RAP 16.24
STAY OF EXECUTION IN CAPITAL CASES
(a) An application for stay of execution will be decided by the
en banc court, except that a commissioner or the clerk may decide an
application for a stay of execution in connection with a first
petition for relief from restraint. No stay will be granted until
after a death warrant has been issued. When any stay is granted, a
commissioner or the clerk will immediately notify, in addition to the
parties, the Superintendent of the Washington State Penitentiary and
the Attorney General.
(b) The petitioner or his or her lawyer may file an application
for a stay of execution in connection with a first petition for
relief from restraint.
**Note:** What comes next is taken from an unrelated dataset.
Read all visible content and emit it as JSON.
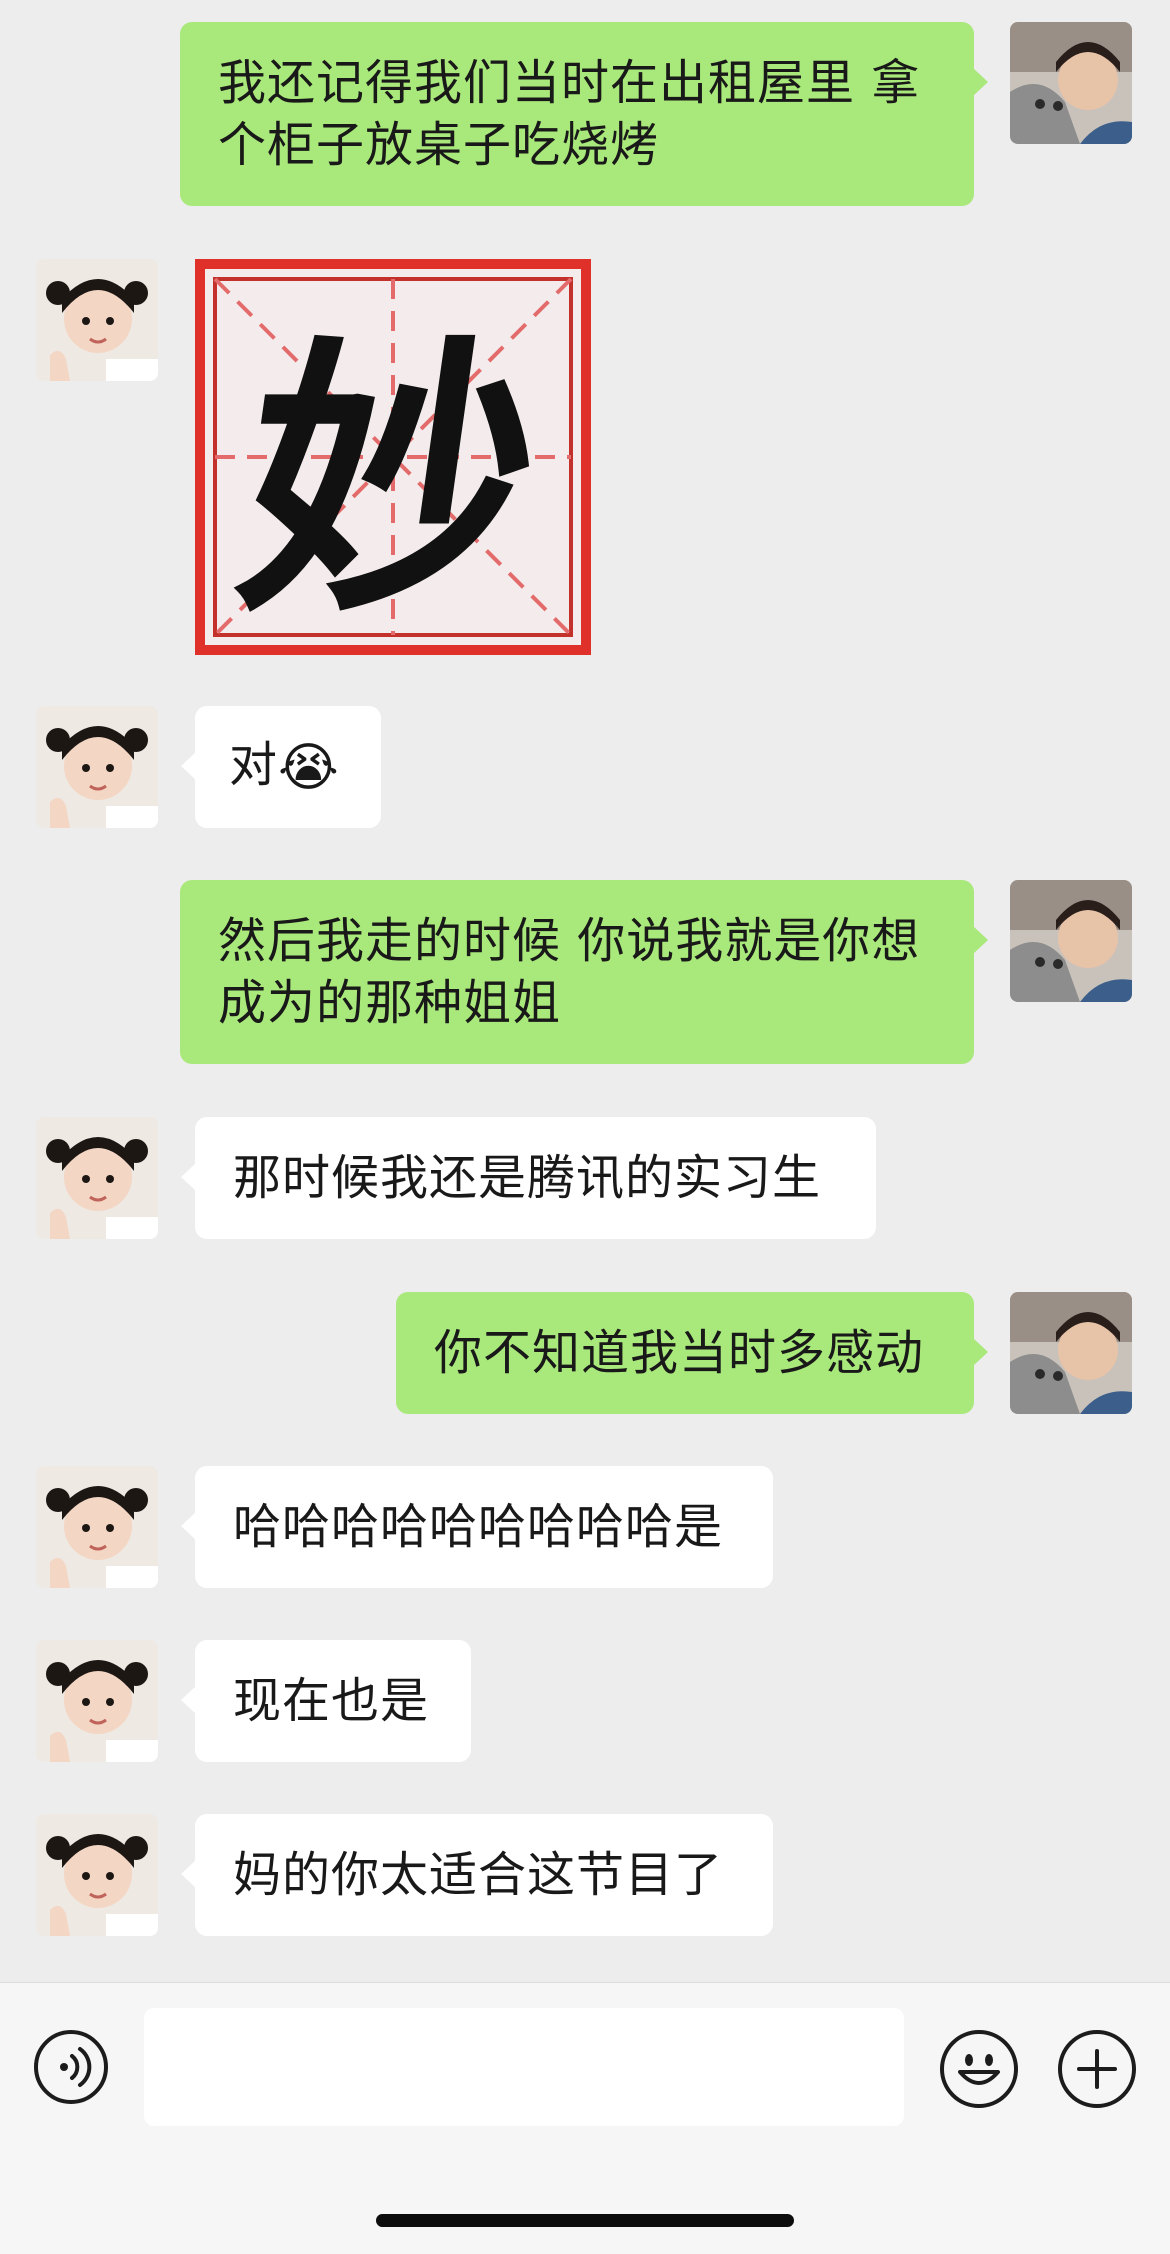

This application shall be accompanied by a
statement, describing one or more grounds for relief, which shall be
deemed to be a petition for relief from restraint with leave granted
to amend the petition upon appointment of counsel.
(c) Upon the filing of this application for stay of execution in
connection with a first petition for relief from restraint and
statement, a commissioner or the clerk shall issue a stay of
execution, if the statement identified any ground for relief that is
not patently frivolous.
(d) A stay of execution pending a final disposition of a second
or subsequent petition shall not be granted unless the petition makes
a substantial showing that the petition is not barred by RCW 10.73 or RAP 16.4(d).
(e) A stay of execution will dissolve when a certificate of
finality is issued unless otherwise ordered by the court.
Comment
The date the statement of grounds for relief that accompanies an
application for a stay of execution in connection with a first
petition for relief from restraint is filed shall be deemed under
Washington law to be "the date on which the first petition for post-
conviction review or other collateral relief is filed," 1996
Antiterrorism and Effective Death Penalty Act, Chapter 154, sec. 2263(b)(2).
A stay will be granted "if the statement identifies any ground
for relief that is not patently frivolous." In general, a claim
could be considered "patently frivolous" only if (1) it was rejected
on its merits on direct appeal, (2) it is clearly contrary to binding
precedent, or (3) it is clearly contrary to the established record.
A claim of ineffective assistance of counsel that was not raised on
direct appeal will generally not be considered "patently frivolous."